A woman who had her leg amputated after she was hit by a Community Connector bus can continue her lawsuit, Maine’s high court said Thursday.
Amarylis Fisher, then 72, was in a crosswalk when she was hit Aug. 15, 2020 by a Community Connector bus while it was turning from Hammond Street onto Main Street. She had a leg amputated after the crash and had a broken hip and leg. She also needed skin grafts.
In 2022, Fisher sued the Community Connector and municipalities that fund it in Penobscot County Superior Court. Four of those municipalities, Hampden, Veazie, Orono, Old Town and Brewer, asked the county court to resolve the lawsuit before a trial. Bangor, which also funds the service, did not join the appeal.
The superior court denied the request and the decision was appealed to the Maine Supreme Judicial Court in December 2024. The court denied the appeal on Thursday, saying that it was about the facts of the case, which was not up to them to decide.
The high court’s decision was about 80% procedural, Fisher’s attorney Charles Gilbert III said. The case will return to Penobscot County Superior Court, and Gilbert said his hope is that they’re one step closer to getting Fisher her day in court. Her side has won other arguments in the case, which has stretched the proceedings out longer, he said.
A lawyer for the municipalities did not respond to a request for comment.
The sides dispute whether the bus was on a Community Connector route or on a city route within Bangor. The four towns argued that the bus that hit Fisher was a Bangor-only bus. But those routes are indistinguishable, the high court ruled.

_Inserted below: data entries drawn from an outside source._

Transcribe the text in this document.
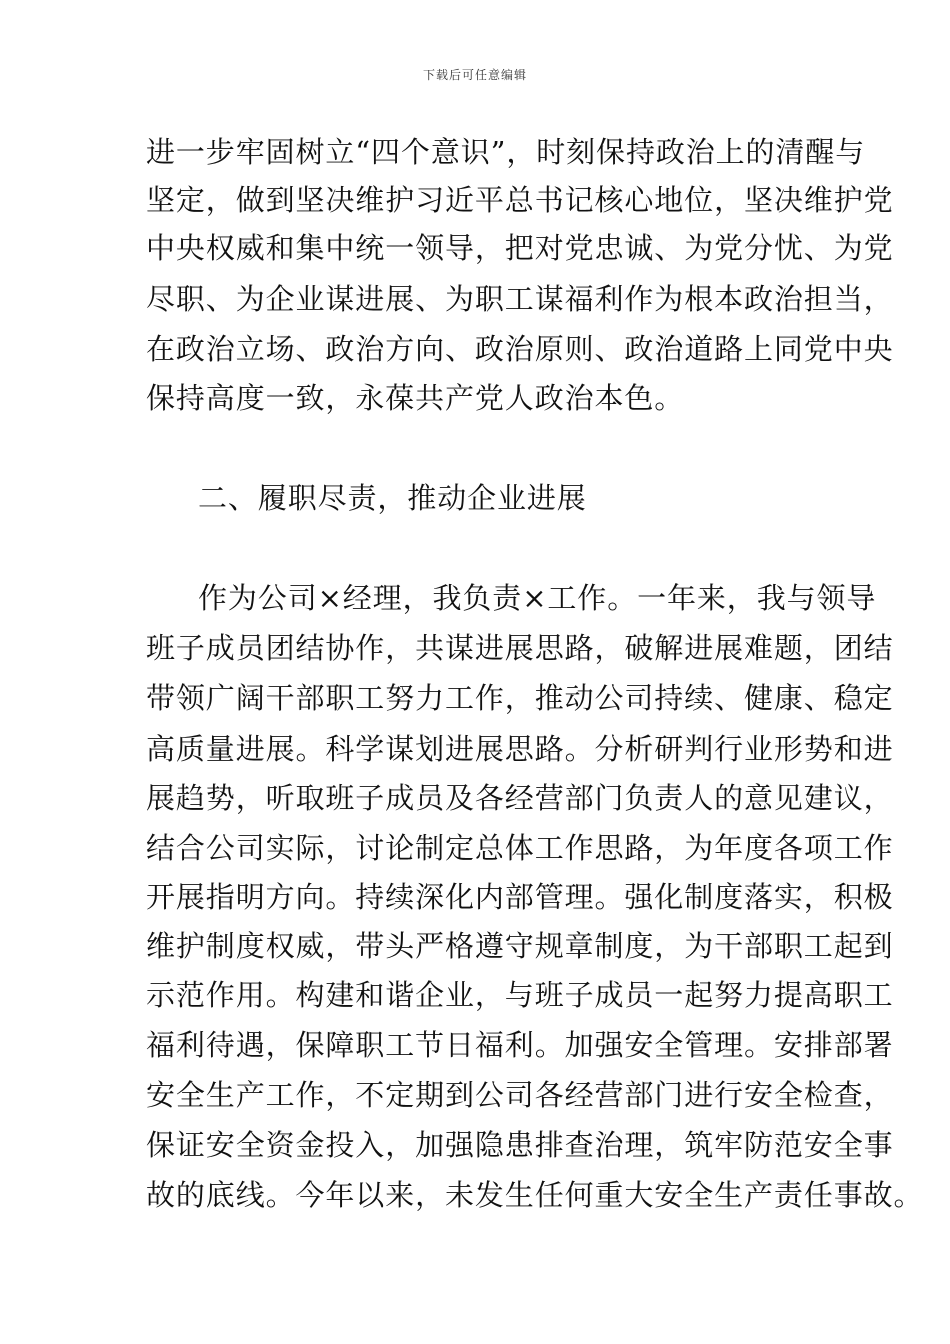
下载后可任意编辑
进一步牢固树立“四个意识”，时刻保持政治上的清醒与
坚定，做到坚决维护习近平总书记核心地位，坚决维护党
中央权威和集中统一领导，把对党忠诚、为党分忧、为党
尽职、为企业谋进展、为职工谋福利作为根本政治担当，
在政治立场、政治方向、政治原则、政治道路上同党中央
保持高度一致，永葆共产党人政治本色。
二、履职尽责，推动企业进展
作为公司×经理，我负责×工作。一年来，我与领导
班子成员团结协作，共谋进展思路，破解进展难题，团结
带领广阔干部职工努力工作，推动公司持续、健康、稳定
高质量进展。科学谋划进展思路。分析研判行业形势和进
展趋势，听取班子成员及各经营部门负责人的意见建议，
结合公司实际，讨论制定总体工作思路，为年度各项工作
开展指明方向。持续深化内部管理。强化制度落实，积极
维护制度权威，带头严格遵守规章制度，为干部职工起到
示范作用。构建和谐企业，与班子成员一起努力提高职工
福利待遇，保障职工节日福利。加强安全管理。安排部署
安全生产工作，不定期到公司各经营部门进行安全检查，
保证安全资金投入，加强隐患排查治理，筑牢防范安全事
故的底线。今年以来，未发生任何重大安全生产责任事故。
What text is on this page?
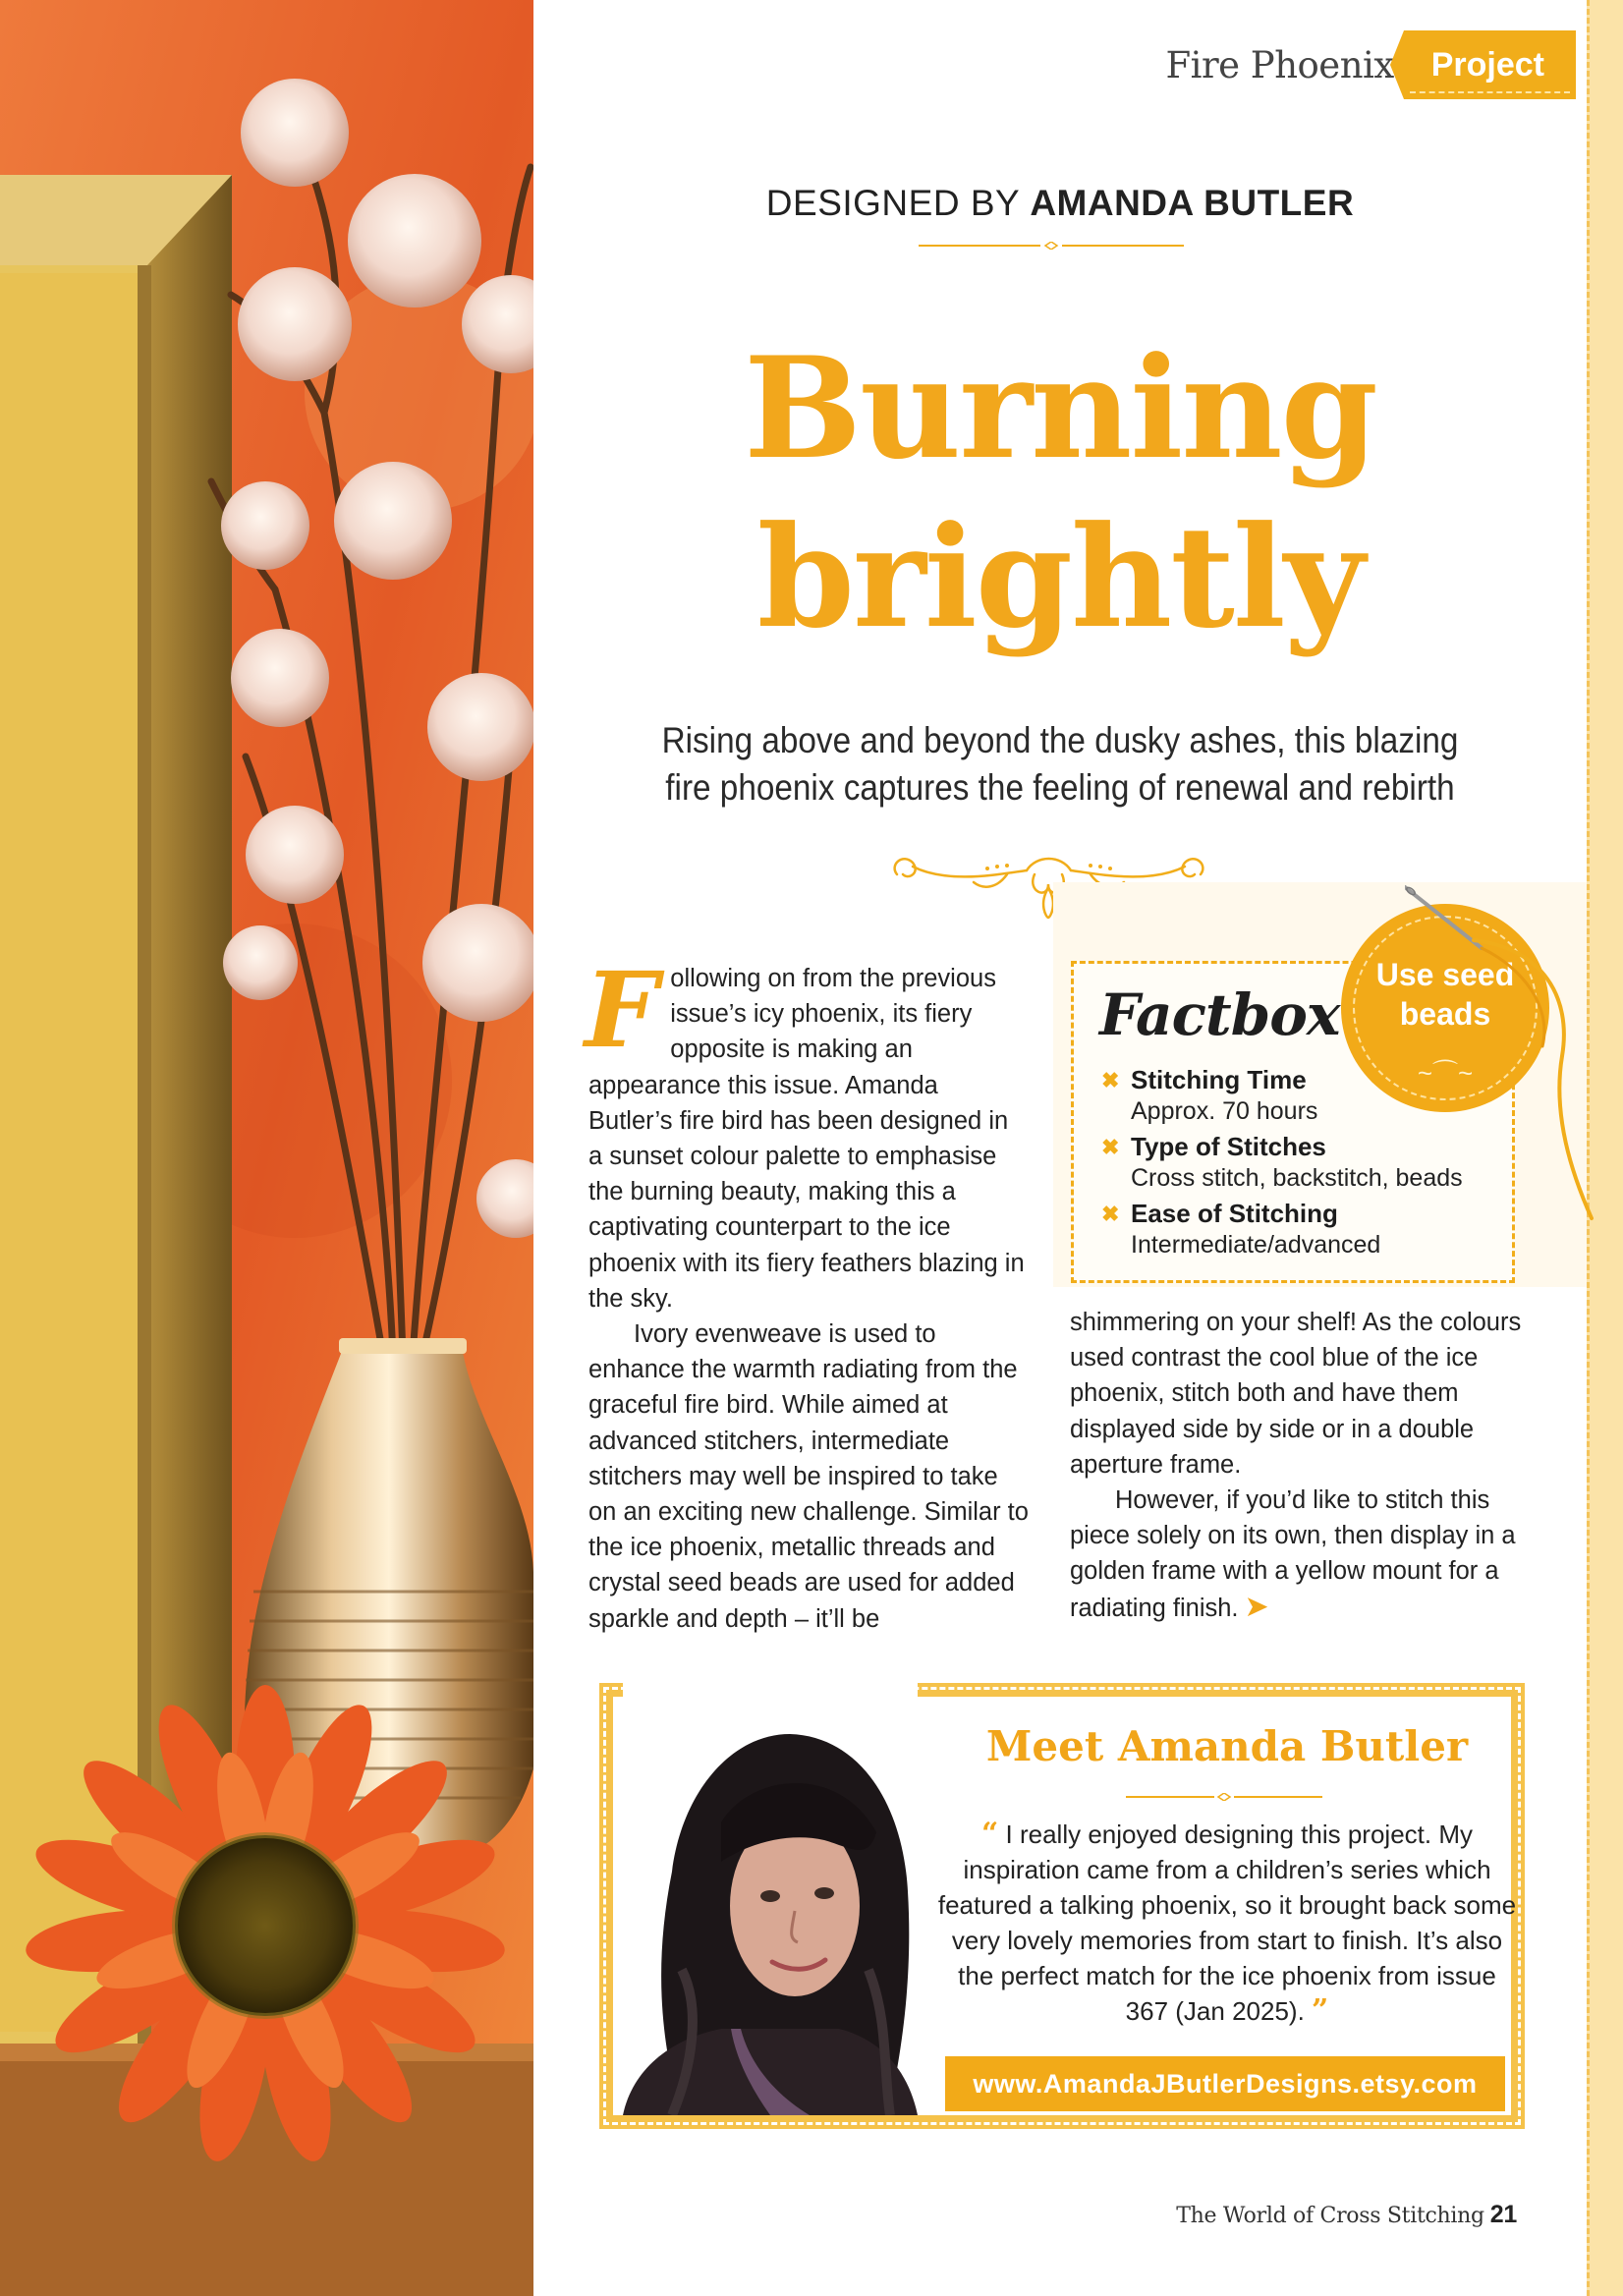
Fire Phoenix	Project
DESIGNED BY AMANDA BUTLER
Burning
brightly
Rising above and beyond the dusky ashes, this blazing
fire phoenix captures the feeling of renewal and rebirth

Following on from the previous issue’s icy phoenix, its fiery opposite is making an appearance this issue. Amanda Butler’s fire bird has been designed in a sunset colour palette to emphasise the burning beauty, making this a captivating counterpart to the ice phoenix with its fiery feathers blazing in the sky.

Ivory evenweave is used to enhance the warmth radiating from the graceful fire bird. While aimed at advanced stitchers, intermediate stitchers may well be inspired to take on an exciting new challenge. Similar to the ice phoenix, metallic threads and crystal seed beads are used for added sparkle and depth – it’ll be

Factbox
✖ Stitching Time
Approx. 70 hours
✖ Type of Stitches
Cross stitch, backstitch, beads
✖ Ease of Stitching
Intermediate/advanced
Use seed
beads
~⌒~

shimmering on your shelf! As the colours used contrast the cool blue of the ice phoenix, stitch both and have them displayed side by side or in a double aperture frame.

However, if you’d like to stitch this piece solely on its own, then display in a golden frame with a yellow mount for a radiating finish. ➤

Meet Amanda Butler
“ I really enjoyed designing this project. My inspiration came from a children’s series which featured a talking phoenix, so it brought back some very lovely memories from start to finish. It’s also the perfect match for the ice phoenix from issue 367 (Jan 2025). ”
www.AmandaJButlerDesigns.etsy.com
The World of Cross Stitching 21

One key issue in the lawsuit is a state law that caps damages at $400,000 for governmental entities. That limit is not high for someone who had a leg amputated, Gilbert said.
There is an exception in this case because the injuries came from the Community Connector, Fisher argued. The law has an exception for motor vehicles. The four municipalities said they neither owned or maintained the bus nor hired the driver.
Those facts will influence the outcome of the lawsuit, however those questions are still unanswered. It is up to the lower court to find those facts, the high court ruled.
Fisher is seeking $15 million for her injuries, according to previous reporting. If Fisher had been hit by a Greyhound bus, none of this would have been an issue because insurance would have covered the damages.
When asked how his client is doing nearly six years later, Gilbert said, “How is anybody doing that had their leg cut off at their hip?”